48 books this time round, ten of them rereads (marked by asterisks).  Captain Vorpatril's Alliance, part of the Vorkosigan series, was the best book, with the two Lackeys, which mix Sherlock Holmes into her Elemental Masters series, close behind.  Books included 15 SF and time travel, seven YA, six WW II and other history, six mysteries, six fantasy.  Top author this quarter was John Blaine (a pseudonym for science writer Hal Goodwin), with six books.

"RB" is Rick Brant -- a series of boys' books from the '50s and '60s.  They're quite similar to the Hardy Boys books (a series that began in 1927), though Rick and Scotty aren't brothers, and while Fenton Hardy was a detective, Hartson Brant was a scientist.  Goodwin called them "science adventures".

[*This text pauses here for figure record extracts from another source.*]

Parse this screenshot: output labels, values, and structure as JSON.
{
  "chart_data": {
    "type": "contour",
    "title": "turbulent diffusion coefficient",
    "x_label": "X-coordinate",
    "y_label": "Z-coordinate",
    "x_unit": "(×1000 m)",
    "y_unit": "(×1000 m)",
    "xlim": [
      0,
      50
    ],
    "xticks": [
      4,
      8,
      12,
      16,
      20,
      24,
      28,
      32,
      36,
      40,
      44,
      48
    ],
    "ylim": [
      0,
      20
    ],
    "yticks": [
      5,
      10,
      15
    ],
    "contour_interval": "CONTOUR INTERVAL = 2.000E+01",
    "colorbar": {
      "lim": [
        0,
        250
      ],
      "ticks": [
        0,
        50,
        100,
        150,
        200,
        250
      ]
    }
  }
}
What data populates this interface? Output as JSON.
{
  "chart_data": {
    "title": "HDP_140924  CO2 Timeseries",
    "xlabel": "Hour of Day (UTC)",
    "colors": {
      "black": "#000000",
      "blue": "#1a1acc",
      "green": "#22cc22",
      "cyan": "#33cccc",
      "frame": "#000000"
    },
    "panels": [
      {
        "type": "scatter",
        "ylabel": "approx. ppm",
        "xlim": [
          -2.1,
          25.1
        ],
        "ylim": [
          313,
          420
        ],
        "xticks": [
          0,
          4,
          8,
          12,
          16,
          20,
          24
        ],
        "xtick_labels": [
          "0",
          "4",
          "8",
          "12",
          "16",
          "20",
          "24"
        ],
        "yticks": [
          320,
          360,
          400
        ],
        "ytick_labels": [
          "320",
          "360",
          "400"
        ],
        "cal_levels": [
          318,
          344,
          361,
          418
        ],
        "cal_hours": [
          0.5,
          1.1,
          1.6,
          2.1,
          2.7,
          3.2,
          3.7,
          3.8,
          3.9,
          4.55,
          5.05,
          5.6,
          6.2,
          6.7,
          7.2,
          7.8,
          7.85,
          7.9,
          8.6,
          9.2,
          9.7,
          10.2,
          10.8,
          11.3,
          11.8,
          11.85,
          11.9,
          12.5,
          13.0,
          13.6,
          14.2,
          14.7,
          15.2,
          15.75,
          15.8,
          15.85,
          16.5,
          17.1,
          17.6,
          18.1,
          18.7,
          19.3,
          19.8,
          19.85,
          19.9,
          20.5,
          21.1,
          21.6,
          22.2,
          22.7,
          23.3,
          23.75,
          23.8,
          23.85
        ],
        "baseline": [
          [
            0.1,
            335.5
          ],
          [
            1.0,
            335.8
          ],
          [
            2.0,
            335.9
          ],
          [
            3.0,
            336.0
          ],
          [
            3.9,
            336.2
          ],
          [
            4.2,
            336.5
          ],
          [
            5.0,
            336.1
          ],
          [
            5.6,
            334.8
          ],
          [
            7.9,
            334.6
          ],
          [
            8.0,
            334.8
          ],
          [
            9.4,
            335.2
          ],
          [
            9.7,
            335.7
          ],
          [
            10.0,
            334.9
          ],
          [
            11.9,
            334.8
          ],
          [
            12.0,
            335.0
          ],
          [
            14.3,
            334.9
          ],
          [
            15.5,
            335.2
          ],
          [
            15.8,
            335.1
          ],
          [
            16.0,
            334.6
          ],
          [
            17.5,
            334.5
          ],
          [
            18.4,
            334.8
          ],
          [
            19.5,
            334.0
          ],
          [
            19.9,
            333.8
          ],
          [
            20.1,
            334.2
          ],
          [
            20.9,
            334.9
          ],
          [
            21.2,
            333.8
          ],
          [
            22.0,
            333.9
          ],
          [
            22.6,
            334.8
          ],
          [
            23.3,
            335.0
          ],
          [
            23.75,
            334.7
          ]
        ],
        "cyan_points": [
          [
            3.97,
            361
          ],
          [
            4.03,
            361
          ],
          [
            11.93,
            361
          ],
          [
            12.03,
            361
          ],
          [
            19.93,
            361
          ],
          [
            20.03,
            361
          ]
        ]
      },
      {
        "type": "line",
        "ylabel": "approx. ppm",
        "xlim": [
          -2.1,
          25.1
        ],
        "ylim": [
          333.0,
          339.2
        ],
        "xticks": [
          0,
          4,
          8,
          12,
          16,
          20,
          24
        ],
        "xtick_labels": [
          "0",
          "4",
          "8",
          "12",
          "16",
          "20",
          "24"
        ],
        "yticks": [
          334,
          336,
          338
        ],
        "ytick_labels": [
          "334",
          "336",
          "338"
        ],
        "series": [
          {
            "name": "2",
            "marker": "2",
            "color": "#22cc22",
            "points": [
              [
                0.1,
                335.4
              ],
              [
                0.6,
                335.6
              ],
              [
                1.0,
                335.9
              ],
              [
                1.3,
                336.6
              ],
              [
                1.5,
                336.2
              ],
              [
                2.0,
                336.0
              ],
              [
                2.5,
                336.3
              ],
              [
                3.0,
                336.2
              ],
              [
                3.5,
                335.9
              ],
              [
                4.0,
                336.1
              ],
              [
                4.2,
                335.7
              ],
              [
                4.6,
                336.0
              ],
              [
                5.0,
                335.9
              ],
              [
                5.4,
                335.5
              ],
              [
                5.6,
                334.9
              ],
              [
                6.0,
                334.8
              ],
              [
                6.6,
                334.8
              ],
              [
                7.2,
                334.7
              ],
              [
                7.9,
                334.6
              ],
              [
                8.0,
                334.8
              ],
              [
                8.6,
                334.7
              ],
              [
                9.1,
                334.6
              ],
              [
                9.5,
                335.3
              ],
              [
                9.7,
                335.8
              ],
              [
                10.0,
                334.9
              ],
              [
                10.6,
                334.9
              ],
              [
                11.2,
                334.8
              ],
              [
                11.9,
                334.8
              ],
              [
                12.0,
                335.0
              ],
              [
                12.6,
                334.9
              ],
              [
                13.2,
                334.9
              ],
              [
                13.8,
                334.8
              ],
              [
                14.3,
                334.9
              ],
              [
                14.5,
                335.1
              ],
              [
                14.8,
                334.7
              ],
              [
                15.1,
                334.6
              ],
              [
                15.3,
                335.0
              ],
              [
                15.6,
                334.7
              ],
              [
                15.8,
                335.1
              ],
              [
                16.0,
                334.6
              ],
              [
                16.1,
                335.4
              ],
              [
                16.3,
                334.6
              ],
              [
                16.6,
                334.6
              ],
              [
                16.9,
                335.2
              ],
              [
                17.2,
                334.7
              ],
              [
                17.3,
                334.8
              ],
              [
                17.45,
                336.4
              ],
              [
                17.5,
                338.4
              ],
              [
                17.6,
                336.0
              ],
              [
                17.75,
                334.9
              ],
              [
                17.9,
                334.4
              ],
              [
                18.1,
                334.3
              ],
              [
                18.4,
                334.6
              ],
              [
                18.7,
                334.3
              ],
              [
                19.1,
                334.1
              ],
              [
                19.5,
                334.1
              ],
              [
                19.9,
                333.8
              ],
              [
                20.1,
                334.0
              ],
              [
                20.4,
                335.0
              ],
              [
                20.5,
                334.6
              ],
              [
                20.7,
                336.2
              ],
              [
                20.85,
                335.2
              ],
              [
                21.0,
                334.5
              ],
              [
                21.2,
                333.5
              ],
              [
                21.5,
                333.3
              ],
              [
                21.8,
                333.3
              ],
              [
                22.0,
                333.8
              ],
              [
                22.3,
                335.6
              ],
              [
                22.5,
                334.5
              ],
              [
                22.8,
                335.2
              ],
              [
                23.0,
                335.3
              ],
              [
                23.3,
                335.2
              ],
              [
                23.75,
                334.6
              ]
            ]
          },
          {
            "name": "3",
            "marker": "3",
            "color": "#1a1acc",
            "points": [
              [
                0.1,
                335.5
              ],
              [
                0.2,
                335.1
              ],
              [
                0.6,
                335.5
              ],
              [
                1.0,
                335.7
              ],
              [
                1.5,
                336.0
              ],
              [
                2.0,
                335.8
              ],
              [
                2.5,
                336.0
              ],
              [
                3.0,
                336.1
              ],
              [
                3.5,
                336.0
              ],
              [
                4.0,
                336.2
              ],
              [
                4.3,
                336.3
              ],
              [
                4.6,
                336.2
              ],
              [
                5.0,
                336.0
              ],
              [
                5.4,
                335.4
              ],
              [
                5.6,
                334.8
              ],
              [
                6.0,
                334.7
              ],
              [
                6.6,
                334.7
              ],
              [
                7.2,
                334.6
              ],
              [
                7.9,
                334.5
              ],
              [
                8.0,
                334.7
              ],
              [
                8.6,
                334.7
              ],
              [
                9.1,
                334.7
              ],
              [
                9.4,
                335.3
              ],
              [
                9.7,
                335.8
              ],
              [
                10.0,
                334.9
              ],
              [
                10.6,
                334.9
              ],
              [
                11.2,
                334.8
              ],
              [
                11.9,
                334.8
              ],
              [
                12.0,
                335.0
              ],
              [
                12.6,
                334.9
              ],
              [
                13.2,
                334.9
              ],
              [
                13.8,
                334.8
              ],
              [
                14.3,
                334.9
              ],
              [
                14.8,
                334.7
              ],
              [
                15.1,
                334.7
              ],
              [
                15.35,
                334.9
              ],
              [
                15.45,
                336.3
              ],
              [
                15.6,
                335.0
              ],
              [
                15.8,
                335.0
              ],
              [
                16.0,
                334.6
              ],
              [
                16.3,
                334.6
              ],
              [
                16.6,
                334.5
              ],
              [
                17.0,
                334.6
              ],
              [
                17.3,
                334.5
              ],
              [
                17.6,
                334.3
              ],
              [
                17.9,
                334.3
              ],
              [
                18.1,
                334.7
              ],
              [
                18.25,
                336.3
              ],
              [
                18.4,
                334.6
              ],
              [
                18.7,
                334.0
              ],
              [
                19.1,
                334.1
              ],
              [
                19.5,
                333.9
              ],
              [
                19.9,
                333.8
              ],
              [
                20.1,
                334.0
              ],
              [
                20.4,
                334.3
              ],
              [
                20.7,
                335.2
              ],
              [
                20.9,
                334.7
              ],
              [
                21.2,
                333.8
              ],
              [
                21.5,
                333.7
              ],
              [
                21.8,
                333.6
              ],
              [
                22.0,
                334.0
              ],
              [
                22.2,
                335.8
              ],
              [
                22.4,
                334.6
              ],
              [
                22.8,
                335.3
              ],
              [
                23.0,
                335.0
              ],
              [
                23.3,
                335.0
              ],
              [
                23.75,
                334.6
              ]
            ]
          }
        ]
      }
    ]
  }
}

Tin Cans and Greyhounds was an interesting book, mostly enjoyable.  More space could have been devoted to British, German and other non-US ships, and I caught a few mistakes here and there, but the biggest problem was the index -- by far the worst I've ever seen.  People are indexed not by the standard lastname-firstname-rank, but by rank-firstname-lastname, which in addition to making it difficult to find a person leads to one man's being listed twice, as he was promoted between his two mentions in the book.